By Newt Gingrich
As the son of an infantryman who spent 27 years serving America in the U.S. Army, maybe I feel a special emotion on Veteran's Day. This holiday, there is a touch of sadness, a sense of historical passing.
There was a time when November 11 was called "Armistice Day" to commemorate the ending of "The War to End All Wars," which we now know as World War I, the first of so many brutal conflicts of the 20th century. After World War II, we changed the purpose of the day to honor all living veterans of all our conflicts, at the same time changing "Decoration Day"-- originally a day of remembrance of Union dead from the Civil War -- to our "Memorial Day," to honor all those who served but are no longer with us.
What makes this Veteran's Day so different is that, earlier this year, our last surviving veteran of World War I passed away and now rests with his comrades at Arlington.
Army Cpl. Frank W. Buckles died on Feb. 27, 2011, at the age of 110. He was the last of the 4.7 million Americans who fought in the Great War nearly a century ago.
Having joined the ranks of American doughboys at the age of 16 -- after being turned down by the Marine Corps for being too small, and rejected by the Navy for having flat feet -- Buckles finally convinced an Army captain that he was old enough to enlist. He was so eager to join the conflict that he volunteered to serve as an ambulance driver, having heard that this would place him on a fast track to the front lines in France, where he did indeed come face to face with the ghastly toll of war as he transported the broken bodies of his comrades.
But even after the Armistice, this did not end Buckles's experience of war. Over two decades later, during World War II, while serving as a civilian shipping contractor in the Philippines, Buckles was captured by the Japanese and became a prisoner of war for more than three years.
He lost over 50 pounds during his imprisonment, surviving on a daily diet of only a small amount of mush served in a tin cup the size of a coffee mug that he kept the rest of his life.
And now that Buckles is no longer with us, our last link with his generation of warriors has quietly slipped away.
As a boy, I attended the parades in their honor, men still young in their 40s and 50s. The young veterans who once marched beside them -- now remembered as our "Greatest Generation" -- were in their 20s, having returned not long before from Iwo Jima, Bastogne, and the flak-torn skies over Berlin and Tokyo.
Of the nearly 15 million who served during the Second World War, little more than a million remain with us, and approximately 1,000 of these pass away with each day. Today, the younger vets who march beside them are those of more recent eras: Korea, Vietnam, the Cold War, the Persian Gulf War, and the ongoing conflicts in Iraq and Afghanistan -- a total of more than 21 million veterans living among us.
As we honor these 21 million fellow Americans, this Veterans Day is also a stark reminder that we are still a nation at war and a nation that remains at risk.
For the elected officials who direct our military, and the voters who elect them, we have a serious responsibility to reflect upon history and apply the wisdom of the past to our challenges today.
If history teaches us anything, it is the necessity of perpetual vigilance.

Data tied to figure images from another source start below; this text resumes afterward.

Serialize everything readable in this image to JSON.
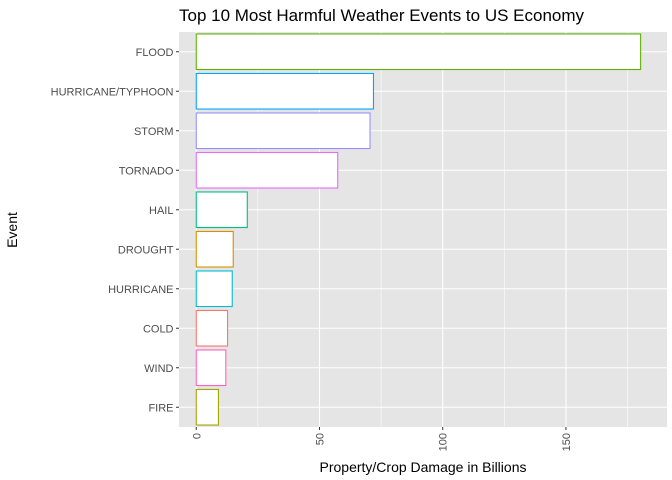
{
  "chart_data": {
    "type": "bar",
    "orientation": "horizontal",
    "title": "Top 10 Most Harmful Weather Events to US Economy",
    "xlabel": "Property/Crop Damage in Billions",
    "ylabel": "Event",
    "xlim": [
      -7,
      191
    ],
    "xticks": [
      0,
      50,
      100,
      150
    ],
    "xtick_labels": [
      "0",
      "50",
      "100",
      "150"
    ],
    "categories": [
      "FLOOD",
      "HURRICANE/TYPHOON",
      "STORM",
      "TORNADO",
      "HAIL",
      "DROUGHT",
      "HURRICANE",
      "COLD",
      "WIND",
      "FIRE"
    ],
    "values": [
      180.3,
      71.9,
      70.5,
      57.4,
      20.7,
      15.0,
      14.6,
      12.7,
      12.0,
      9.0
    ],
    "colors": [
      "#5BB300",
      "#00A5FF",
      "#9590FF",
      "#E76BF3",
      "#00BF7D",
      "#D89000",
      "#00BCD8",
      "#F8766D",
      "#FF62BC",
      "#A3A500"
    ],
    "fill": "#FFFFFF",
    "panel_background": "#E5E5E5",
    "grid_color": "#FFFFFF",
    "grid": true,
    "legend": "none"
  }
}
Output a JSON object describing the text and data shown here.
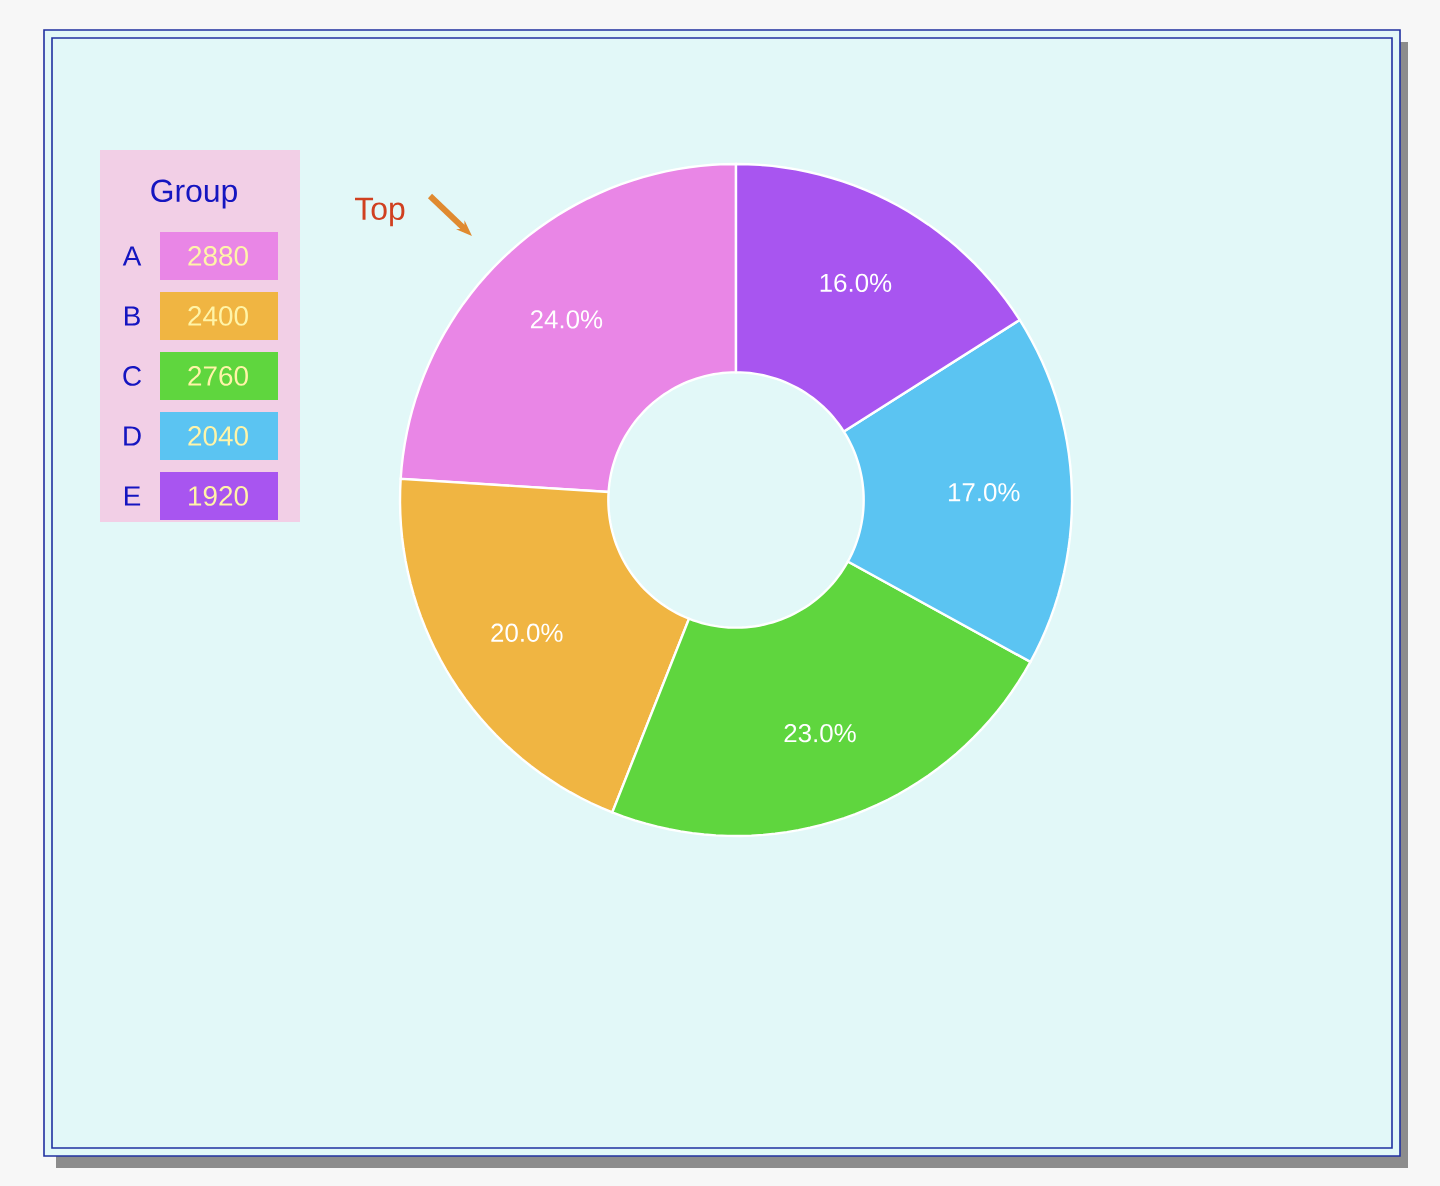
{
  "chart_data": {
    "type": "donut",
    "legend_title": "Group",
    "categories": [
      "A",
      "B",
      "C",
      "D",
      "E"
    ],
    "values": [
      24,
      20,
      23,
      17,
      16
    ],
    "colors": [
      "#e986e6",
      "#f0b542",
      "#5fd63e",
      "#5bc4f2",
      "#a855f0"
    ],
    "value_labels": [
      "24.0%",
      "20.0%",
      "23.0%",
      "17.0%",
      "16.0%"
    ],
    "legend": "top left",
    "annotations": [
      "Top",
      "2880",
      "2400",
      "2760",
      "2040",
      "1920"
    ]
  }
}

We must maintain our military strength to defend ourselves against those who would threaten us. And we must guard against complacency and any belief that today is somehow different, that leaders of other nations will always be "reasonable," or that we can somehow afford to let down our guard.
World War I was believed to be the war to end all wars. Because its results were so horrific and devastating, it was expected that no sane country would engage in such conflict ever again. But war came again just a few years later, and it was even more devastating and horrific than the last.
Before the outbreak of World War II, it was believed by many Western powers that we might be able to reason with Hitler and strike a deal to prevent war. It was a false hope. The failure to confront Hitler from a position of military strength ensured that the ultimate price paid in blood and treasure was far steeper than it had to be. Indeed, Winston Churchill in his Iron Curtain speech said "there never was a war in history easier to prevent by timely action than the one which has just desolated such great areas of the globe. It could have been prevented, in my belief, without the firing of a single shot."
Following the collapse of Communism and the coming of a new century, it was believed by many that we had reached "the end of history." Defense budgets were shrunk and attacks on America treated as law-enforcement problems. But the hopes for a more peaceful world were shattered that Tuesday morning in September 2001. Since that time, thousands of our brave men and women have fought on distant fronts to defend us against radical Islamist forces who seek domination and annihilation of any who oppose their beliefs.
Despite the myriad challenges we face today, our national resolve must be unshakeable. Let this November 11 be a special day when we thank our courageous veterans for their service and sacrifice. And let us resolve to honor their service by maintaining a military force strong enough to help keep peace around the world without having to fire a shot.